Wir haben lange darüber diskutiert, wie wir das umsetzen können, damit der Ruf einer anständigen Familie nicht leidet. Sex ist Sex, und die öffentliche Moral ist nicht das unwichtigste. Aber der Zufall half. Mein Freund vom Institut, den ich fünf Jahre lang nicht gesehen hatte, rief mich an; er kommt aus einer anderen Stadt und wurde durch den Willen des Schicksals auf einer Geschäftsreise zu uns gebracht. Ich habe ihn freundlicherweise eingeladen, bei uns zu bleiben. Er kam am Morgen an, da ich von seiner Ankunft wusste, stimmte ich bei der Arbeit zu, dass ich etwas zu spät kommen würde. Er schien von der Straße leicht müde und nicht sehr schläfrig zu sein.

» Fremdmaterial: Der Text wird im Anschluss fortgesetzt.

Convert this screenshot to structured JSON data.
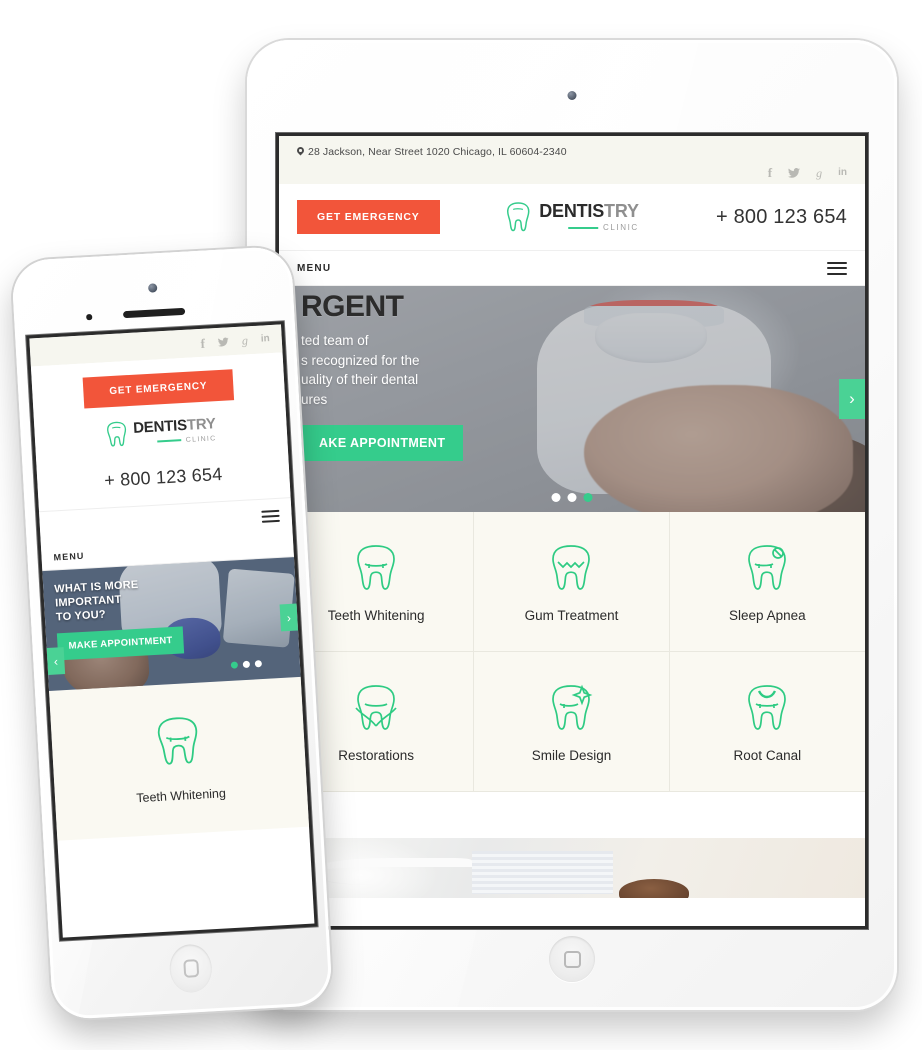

Ich schlug ihm vor, zu duschen, und Irishka wuselte in der Küche herum und bereitete das Frühstück vor. Valerka kam auf seine eigene Art und Weise im Handtuch aus der Dusche, wir setzten uns zum Frühstück und unterhielten uns ununterbrochen, weil wir uns so lange nicht gesehen hatten. Dann ging Valerka, um sich umzuziehen, und Irishka bemerkte, dass es meinem Freund gut ging, er ziemlich interessant war und eine gute Figur hatte. Und dann kam mir ein Gedanke in den Sinn: Das ist eine Chance! Ich erzählte Irisha davon, sie lächelte verschmitzt und sagte, dass sie darüber nachdenken würde. Am Abend, beim Abendessen, öffneten Valerka und ich die Flasche, aber da er nicht im Weg war, entschuldigte er sich nach zwei Gläsern und ging zu Bett.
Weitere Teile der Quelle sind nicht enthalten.